President Jimmy Carter's chief economist Charles Schultze used to love to tell a story about meeting with the president on the economy in the fall of 1978: The decade had been a tumultuous one with the near impeachment and resignation of Richard Nixon, the oil embargo of 1973 and runaway inflation. But things had begun to take a turn for the better, and sitting that autumn afternoon in the Oval Office, Carter wanted to know what Schultze saw as the likely scenario for the two years leading up to the presidential elections of 1980.
The economy can be expected to improve steadily, Schultze said he told Carter. "We should be okay–as long as we don't have another oil embargo."
That didn't happen. But later that year, the Organization of Petroleum Exporting Countries began a series of price hikes that would double the price of oil and set the stage for double-digit inflation and a devastating recession that hobbled the U.S. in the early 1980s and contributed to Carter being a one-term president.
Recommended For You
The same kind of "what ifs" face the nation today as we enter 2003. With almost every statistic, an argument can be made that economic growth should accelerate as the year progresses. The devil, perhaps literally, is in the unpredictable, although no longer unimaginable: the threat of another terrorist attack, the possibility that any U.S. military effort in the Middle East could become our next Vietnam rather than our next Operation Desert Storm or the specter of another Enron-style spontaneous combustion of a Fortune 100 company. But as in 1978, just because we can justifiably consider these potentials, how much weight should we assign them in our decisions?
Moving Cautiously
No doubt, these imponderables have kept U.S. companies from making capital investments or filling in holes in either their inventories or workforces and contributed to a generally wary outlook among executives. Based on Treasury & Risk Management's most recent biannual economic confidence survey of CFOs and treasurers at the nation's largest companies, the sentiment in corporate America is cautiously optimistic, although–perhaps surprisingly–statistically not more than it was in July of 2002, a month after the collapse of WorldCom Inc., when the magazine sampled it last. "Growth is below potential so it feels soft," says Mickey Levy, chief economist at the Bank of America. "But it's still perplexing as to why the psychology continues to be very negative compared to what's actually happening."
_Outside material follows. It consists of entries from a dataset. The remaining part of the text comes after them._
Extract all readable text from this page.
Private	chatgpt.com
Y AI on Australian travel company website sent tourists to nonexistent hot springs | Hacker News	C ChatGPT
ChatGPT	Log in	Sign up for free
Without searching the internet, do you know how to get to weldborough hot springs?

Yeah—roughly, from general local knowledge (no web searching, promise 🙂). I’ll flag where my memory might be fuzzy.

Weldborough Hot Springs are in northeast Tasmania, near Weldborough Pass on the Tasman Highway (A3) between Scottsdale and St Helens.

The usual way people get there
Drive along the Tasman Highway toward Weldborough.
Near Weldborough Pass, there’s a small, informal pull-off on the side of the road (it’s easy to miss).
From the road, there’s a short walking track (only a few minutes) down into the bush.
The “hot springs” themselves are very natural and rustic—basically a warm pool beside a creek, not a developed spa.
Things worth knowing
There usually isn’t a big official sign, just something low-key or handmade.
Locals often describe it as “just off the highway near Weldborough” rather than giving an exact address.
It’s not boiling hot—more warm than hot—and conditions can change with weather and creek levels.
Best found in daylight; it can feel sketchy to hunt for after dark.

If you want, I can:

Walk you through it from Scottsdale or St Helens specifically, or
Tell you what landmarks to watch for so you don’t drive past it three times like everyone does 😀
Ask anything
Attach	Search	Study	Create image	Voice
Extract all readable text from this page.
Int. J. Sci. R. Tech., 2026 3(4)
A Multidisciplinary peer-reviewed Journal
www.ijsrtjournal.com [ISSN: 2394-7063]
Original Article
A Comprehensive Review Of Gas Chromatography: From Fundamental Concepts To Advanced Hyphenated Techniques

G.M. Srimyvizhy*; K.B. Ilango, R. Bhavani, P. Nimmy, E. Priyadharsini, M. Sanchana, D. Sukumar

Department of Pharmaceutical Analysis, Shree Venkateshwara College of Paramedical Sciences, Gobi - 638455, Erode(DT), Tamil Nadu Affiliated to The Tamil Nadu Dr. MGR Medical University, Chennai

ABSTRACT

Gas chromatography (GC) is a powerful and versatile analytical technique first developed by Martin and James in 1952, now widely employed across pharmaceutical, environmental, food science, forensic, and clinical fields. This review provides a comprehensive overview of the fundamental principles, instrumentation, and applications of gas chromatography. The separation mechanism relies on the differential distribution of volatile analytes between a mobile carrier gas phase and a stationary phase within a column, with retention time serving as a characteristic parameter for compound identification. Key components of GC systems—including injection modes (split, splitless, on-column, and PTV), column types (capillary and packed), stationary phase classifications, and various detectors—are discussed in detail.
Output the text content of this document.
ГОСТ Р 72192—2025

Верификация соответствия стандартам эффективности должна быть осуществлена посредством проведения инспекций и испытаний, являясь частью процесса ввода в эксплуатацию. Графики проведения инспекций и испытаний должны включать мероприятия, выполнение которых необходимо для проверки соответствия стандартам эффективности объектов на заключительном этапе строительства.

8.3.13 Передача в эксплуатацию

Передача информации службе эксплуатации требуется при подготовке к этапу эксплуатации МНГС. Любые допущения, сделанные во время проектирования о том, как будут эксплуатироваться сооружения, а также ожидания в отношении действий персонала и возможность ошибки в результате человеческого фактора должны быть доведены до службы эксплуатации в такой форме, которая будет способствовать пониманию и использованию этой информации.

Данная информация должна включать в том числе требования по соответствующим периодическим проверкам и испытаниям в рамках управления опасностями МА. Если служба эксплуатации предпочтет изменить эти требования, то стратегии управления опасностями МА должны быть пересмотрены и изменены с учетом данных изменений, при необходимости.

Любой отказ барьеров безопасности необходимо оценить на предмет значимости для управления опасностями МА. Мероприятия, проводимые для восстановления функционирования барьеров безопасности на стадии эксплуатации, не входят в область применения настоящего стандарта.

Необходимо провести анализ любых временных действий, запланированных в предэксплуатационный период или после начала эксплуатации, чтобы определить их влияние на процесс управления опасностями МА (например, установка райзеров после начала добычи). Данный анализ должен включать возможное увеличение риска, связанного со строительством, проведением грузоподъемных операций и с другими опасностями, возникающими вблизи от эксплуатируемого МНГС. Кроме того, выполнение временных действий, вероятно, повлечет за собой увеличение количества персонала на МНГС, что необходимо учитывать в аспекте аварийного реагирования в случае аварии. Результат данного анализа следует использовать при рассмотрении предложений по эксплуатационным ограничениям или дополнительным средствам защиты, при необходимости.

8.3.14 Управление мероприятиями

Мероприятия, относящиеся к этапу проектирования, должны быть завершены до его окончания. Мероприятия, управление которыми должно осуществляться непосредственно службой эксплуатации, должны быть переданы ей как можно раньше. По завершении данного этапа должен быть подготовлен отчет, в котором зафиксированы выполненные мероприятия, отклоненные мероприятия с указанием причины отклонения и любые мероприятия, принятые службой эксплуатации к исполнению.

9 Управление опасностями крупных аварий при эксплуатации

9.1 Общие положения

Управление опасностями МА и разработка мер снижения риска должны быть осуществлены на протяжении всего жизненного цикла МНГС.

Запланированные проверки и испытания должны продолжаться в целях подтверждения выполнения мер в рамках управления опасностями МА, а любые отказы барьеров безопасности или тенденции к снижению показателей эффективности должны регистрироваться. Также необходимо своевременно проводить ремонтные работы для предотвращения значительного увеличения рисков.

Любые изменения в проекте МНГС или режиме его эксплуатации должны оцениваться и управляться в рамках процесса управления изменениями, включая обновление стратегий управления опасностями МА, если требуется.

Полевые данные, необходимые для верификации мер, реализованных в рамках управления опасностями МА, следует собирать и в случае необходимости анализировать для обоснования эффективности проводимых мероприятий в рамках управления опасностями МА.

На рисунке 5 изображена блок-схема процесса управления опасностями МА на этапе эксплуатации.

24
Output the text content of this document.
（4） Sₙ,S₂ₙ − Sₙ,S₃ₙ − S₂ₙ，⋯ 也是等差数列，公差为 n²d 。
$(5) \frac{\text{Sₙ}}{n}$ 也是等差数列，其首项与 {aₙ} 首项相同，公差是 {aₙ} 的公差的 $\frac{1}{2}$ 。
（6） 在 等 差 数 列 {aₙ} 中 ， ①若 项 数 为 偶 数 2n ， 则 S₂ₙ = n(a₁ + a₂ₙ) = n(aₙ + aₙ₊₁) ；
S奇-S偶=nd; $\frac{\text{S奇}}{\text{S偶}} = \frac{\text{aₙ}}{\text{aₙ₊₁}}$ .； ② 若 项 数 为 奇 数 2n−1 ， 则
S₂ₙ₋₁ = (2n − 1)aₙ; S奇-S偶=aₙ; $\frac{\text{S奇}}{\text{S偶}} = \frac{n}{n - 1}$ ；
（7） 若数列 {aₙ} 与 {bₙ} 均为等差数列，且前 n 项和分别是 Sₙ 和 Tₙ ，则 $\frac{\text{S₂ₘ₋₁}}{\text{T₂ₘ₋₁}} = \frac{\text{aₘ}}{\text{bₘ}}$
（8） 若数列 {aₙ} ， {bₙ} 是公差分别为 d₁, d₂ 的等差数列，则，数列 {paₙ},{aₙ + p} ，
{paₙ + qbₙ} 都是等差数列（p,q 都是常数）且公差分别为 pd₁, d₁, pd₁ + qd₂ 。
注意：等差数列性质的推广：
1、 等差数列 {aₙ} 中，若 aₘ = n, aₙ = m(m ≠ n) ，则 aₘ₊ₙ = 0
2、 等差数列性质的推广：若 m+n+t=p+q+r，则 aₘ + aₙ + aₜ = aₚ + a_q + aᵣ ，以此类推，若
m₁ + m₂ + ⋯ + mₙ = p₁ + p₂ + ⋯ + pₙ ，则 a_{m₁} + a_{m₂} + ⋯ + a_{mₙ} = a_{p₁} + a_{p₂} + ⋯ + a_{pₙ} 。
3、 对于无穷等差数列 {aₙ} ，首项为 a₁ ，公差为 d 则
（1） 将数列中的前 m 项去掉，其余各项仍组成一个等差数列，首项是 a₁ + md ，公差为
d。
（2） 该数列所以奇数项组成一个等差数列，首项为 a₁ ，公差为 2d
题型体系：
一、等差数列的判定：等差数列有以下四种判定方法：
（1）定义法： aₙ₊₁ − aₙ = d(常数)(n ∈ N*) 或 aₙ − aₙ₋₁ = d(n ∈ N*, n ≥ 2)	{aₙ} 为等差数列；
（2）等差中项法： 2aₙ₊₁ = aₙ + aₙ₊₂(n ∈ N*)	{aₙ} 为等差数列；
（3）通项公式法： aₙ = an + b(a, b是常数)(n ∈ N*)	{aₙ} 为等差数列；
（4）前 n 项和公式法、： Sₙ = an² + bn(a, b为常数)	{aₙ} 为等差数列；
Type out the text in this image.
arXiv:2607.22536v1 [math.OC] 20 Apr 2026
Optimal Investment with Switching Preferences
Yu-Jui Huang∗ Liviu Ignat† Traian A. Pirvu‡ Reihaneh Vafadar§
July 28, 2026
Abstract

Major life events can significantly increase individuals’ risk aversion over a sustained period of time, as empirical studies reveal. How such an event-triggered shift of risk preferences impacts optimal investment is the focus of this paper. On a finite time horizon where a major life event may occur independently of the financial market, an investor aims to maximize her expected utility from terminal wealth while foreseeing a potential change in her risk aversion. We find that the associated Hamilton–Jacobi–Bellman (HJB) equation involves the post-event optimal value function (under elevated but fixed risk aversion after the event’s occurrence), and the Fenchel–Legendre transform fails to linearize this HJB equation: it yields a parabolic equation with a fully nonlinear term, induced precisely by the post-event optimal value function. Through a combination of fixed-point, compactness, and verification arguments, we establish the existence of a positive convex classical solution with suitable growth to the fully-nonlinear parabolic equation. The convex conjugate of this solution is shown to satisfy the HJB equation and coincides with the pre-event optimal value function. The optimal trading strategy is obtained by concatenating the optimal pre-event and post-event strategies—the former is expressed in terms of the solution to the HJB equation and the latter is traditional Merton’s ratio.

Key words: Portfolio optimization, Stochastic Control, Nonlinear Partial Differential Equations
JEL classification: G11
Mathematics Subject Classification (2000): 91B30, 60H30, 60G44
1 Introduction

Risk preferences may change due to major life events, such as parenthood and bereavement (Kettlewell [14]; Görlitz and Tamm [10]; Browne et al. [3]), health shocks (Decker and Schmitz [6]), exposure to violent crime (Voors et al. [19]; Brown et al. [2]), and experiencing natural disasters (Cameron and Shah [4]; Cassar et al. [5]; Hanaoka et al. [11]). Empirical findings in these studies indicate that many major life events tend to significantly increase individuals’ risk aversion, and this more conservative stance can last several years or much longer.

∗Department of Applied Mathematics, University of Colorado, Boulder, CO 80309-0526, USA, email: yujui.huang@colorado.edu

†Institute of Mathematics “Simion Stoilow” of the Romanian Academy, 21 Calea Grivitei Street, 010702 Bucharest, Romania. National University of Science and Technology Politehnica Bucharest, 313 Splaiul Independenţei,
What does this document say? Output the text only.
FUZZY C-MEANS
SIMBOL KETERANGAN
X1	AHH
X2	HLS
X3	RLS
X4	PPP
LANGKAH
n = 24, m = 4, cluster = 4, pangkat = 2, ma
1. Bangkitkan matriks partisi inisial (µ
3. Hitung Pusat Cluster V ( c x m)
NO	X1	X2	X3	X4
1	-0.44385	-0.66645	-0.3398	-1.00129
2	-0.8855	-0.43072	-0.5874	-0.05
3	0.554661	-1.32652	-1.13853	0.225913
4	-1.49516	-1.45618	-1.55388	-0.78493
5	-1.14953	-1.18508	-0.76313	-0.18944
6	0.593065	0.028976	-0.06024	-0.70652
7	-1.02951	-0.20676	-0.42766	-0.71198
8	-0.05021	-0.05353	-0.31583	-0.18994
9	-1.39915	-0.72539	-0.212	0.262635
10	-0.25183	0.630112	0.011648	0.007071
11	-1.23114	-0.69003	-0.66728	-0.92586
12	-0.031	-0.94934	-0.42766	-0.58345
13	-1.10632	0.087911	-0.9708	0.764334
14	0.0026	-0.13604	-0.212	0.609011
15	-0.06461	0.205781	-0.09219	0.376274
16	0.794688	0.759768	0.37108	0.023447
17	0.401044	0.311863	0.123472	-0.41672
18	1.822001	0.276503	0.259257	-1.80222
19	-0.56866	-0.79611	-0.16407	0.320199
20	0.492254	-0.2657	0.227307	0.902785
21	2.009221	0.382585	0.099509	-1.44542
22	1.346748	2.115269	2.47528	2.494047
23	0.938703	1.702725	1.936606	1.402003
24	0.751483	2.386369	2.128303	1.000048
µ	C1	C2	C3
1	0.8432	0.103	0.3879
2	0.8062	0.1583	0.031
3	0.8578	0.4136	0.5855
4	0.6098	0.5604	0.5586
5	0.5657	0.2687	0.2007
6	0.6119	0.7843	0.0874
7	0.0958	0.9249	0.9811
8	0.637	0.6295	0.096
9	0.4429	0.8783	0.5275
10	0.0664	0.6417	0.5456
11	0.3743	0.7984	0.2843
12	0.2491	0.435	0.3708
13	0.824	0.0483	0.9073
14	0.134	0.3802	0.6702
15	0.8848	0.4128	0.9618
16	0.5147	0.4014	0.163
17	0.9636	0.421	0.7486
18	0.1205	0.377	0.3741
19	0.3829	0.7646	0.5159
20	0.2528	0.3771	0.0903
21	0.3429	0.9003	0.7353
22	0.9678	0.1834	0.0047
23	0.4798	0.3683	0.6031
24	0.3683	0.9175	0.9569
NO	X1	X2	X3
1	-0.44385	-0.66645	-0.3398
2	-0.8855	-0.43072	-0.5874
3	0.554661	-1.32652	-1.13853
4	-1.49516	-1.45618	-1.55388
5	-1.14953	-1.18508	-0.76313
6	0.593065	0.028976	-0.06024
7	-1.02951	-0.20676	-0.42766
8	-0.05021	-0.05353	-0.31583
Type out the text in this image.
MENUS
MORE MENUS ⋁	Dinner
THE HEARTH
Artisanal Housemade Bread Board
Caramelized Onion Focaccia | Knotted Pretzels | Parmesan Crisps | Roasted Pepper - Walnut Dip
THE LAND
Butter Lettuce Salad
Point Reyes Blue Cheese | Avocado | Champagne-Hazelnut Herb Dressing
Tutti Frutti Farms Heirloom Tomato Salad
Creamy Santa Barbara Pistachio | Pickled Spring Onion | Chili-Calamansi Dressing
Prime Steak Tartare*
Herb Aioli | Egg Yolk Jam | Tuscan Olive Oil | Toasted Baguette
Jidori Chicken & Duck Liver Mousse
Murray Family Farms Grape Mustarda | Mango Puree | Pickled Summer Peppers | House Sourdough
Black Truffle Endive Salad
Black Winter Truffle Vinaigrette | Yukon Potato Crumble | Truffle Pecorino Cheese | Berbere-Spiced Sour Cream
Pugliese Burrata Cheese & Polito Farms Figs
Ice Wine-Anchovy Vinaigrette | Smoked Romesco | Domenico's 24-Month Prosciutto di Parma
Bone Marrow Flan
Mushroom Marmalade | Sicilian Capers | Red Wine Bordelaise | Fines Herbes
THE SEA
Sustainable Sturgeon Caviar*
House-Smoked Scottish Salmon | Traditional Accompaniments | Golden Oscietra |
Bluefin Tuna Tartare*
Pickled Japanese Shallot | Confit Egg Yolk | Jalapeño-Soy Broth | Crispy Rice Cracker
On the whole, economists, like Levy, are more upbeat. (See table above.) Most are predicting a lackluster first quarter in 2003, but see steadily rising growth over the following three quarters. The key to the nation's relative strength through the past year has been the willingness of consumers to continue shelling out for homes, autos and everything else under the sun, albeit at increasingly more restrained rates. "Trend growth for consumer spending has been around 2.5%, and you don't need more than that to give us 4% GDP growth next year," says Cary Leahey, senior economist at Deutsche Bank Securities.
Will the Shopping Stop?
But Leahey and others see some threats to consumer confidence, which has been fraying around the edges in recent months. The primary one is unemployment, now at 6% and likely to rise another tenth or two. While historically that's not particularly high, it is a sizable boost over the impressive low of 3.9% touched in October 2000. (See chart below.) Although the unemployment rate is typically a lagging indicator of recoveries, even more troubling is the unwillingness of companies to start hiring again. "Have we discovered the dark side of productivity gains?" Leahey asks. "Can we have a substantial increase in capital investment without an increase in employment? And can we have a robust recovery without capital investment? Probably not. But these are the $64,000 questions."
Capital Spending's Comeback
If the consumer looks at his fairly high level of indebtedness, he could decide that it is time to replenish his relatively anemic savings. Even without that, there are sectors of the economy, particularly auto and housing, that may be shortchanged by a buying public that feels less prosperous, despite gains in disposable income. So far, however, the consumer remains relatively fearless.
What does this mean for companies? Royal Bank of Scotland chief economist Ram Bhagavatula argues that capital spending is making a comeback, after reaching depression levels in 2000 and 2001. For instance, in 2002′s Q2 and Q3, spending on information technology was close to 8%, he notes. "The 1991-2000 expansion was atypical, driven by technology. But technological leaps such as that are unpredictable," he says.
Deutsche Bank's Leahey also notes that corporate balance sheets are in relatively good shape, even with the overhanging problem of underfunded pensions. "Improvement in the economy should produce an immediate increase in cash flow," he notes. "But cash is not the restraint." And that brings us back to Charles Schultze and President Carter and those confounded external "what ifs."